The development of chronic pulmonary hypertension (CPH) is often secondary to other chronic lung diseases, such as congestive heart failure, obstructive lung disease, lung fibrosis and the acute respiratory distress syndrome. To develop more effective treatment for these patients, its pathogenesis must be more fully understood. In this application, we propose biochemical, physiological, cellular and molecular studies to examine the role of the endothelin-1/endothelin converting enzyme (ET-1/ECE) system of pulmonary artery smooth muscle cells to the pathogenesis of CPH. We will use a chronically catheterized model of CPH, the sheep receiving continuous air embolization (CAE) into the pulmonary artery for these studies and smooth muscle cells isolated from the intimal (L1) and inner medial (L2) layers of the main and mid-region pulmonary artery from control and hypertensive animals. The following hypotheses will be tested: a) local levels of ET-1 contribute to the onset of CAE-induced CPH; b) cell-and site-specific differences in the ET-1/ECE system and ET-1 receptors of normal main and mid-region pulmonary artery modulate smooth muscle cell function; c) cell and site-specific alterations in the ET-1/ECE system and ET-1 receptors contribute to the structural and functional changes of CPH; d) the L1 cells are more synthetically active than the L2 cells and L2 cells are more responsive to exogenous ET-1; e) ECE gene expression and activity in L1 and L2 cells is modulated by ET-1; and f) local synthesis of growth factors modulates the ET-1-stimulated ET-1/ECE system. We propose two specific aims to address these hypotheses. The first will determine whether alterations in cell- and site-specific differences in the ET-1/ECE system and ET-1 receptor populations in normal main and mid-region pulmonary artery contribute to the onset of CAE-induced CPH. The second will determine whether the ET-1/ECE system and ET-1 receptors are distinct in L1 and L2 cells isolated from main and mid-region pulmonary artery from control and hypertensive sheep, and whether exogenous ET-1 modulates the ET-1/ECE system and, in turn, whether growth factors, e.g., transforming growth factor-beta and insulin-like growth factor-1 modulate ET-1 stimulated ET-1 synthesis. Such studies will contribute to our understanding of the pathogenesis of CPH and ultimately to the development of new and novel therapies for this devastating disease.

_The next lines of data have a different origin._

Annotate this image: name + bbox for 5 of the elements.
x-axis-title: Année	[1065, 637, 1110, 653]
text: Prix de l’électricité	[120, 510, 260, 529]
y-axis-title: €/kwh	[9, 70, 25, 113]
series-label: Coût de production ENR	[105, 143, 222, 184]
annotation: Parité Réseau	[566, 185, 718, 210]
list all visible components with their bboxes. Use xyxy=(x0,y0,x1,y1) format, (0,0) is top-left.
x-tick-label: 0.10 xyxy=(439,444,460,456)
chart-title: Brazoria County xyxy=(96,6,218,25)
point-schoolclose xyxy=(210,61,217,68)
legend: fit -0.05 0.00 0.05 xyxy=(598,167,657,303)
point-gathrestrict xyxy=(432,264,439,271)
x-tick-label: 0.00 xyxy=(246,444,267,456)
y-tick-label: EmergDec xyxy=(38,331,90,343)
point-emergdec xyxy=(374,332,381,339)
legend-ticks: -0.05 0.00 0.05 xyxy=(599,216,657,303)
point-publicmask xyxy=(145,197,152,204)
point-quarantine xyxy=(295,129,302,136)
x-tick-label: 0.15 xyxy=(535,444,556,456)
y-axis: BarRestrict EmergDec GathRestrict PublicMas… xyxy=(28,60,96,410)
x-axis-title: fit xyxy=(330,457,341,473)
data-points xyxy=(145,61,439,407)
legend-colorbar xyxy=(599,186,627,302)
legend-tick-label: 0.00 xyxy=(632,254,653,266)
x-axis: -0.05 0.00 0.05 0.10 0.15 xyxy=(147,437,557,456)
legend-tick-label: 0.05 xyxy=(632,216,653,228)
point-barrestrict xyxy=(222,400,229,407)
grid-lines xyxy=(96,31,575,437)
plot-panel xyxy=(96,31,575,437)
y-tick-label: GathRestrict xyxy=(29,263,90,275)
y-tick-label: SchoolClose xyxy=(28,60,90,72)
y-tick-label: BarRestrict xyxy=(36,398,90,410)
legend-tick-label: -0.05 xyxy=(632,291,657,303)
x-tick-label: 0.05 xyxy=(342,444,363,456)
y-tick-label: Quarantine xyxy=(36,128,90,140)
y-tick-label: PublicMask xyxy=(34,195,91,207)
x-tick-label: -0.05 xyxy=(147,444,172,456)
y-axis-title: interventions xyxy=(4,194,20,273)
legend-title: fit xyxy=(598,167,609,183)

慢性肺动脉高压（CPH）的发展通常是 继发于其他慢性肺部疾病，例如充血性心脏 衰竭，阻塞性肺疾病，肺纤维化和急性 呼吸窘迫综合征。 为了开发更有效的治疗方法 这些患者必须更充分了解其发病机理。 在这个 应用，我们建议生化，生理，细胞和 分子研究检查内皮素-1/内皮素的作用 转换肺动脉平滑肌的酶（ET-1/ECE）系统 细胞到CPH的发病机理。 我们将长期使用 CPH的导管模型，接收连续空气的绵羊 这些研究的栓塞（CAE）进入肺动脉和 从内膜（L1）和内侧（L2）分离的平滑肌细胞 主区域和中部肺动脉的层，由对照和 高血压动物。 将测试以下假设：a）本地 ET-1的水平有助于CAE诱导的CPH发作； b）细胞和 ET-1/ECE系统和ET-1受体的位点特异性差异 正常的主和中区肺动脉调节平滑肌细胞 功能; c）ET-1/ECE系统中的单元格和位点特异性变化 ET-1受体有助于结构和功能变化 CPH； d）L1细胞比L2细胞更合成活性 L2细胞对外源ET-1的反应更敏感。 e）ECE基因 L1和L2细胞中的表达和活性由ET-1调节；和f） 生长因子的局部合成调节ET-1刺激的ET-1/ECE 系统。 我们提出了两个具体目标来解决这些假设。 这 首先将确定细胞特异性和位点特异性的改变 ET-1/ECE系统和ET-1受体种群的差异 正常的主和中区肺动脉有助于发作 CAE诱导的CPH。 第二个将确定ET-1/ECE系统是否 ET-1受体在从主分离的L1和L2细胞中不同 以及来自对照和高血压绵羊的中区肺动脉，以及 外源ET-1是否调节ET-1/ECE系统，然后 生长因素，例如转化生长因子 - β和 胰岛素样生长因子1调节ET-1刺激ET-1合成。 这样的研究将有助于我们对发病机理的理解 CPH，最终开发新的和新颖的疗法 这种毁灭性的疾病。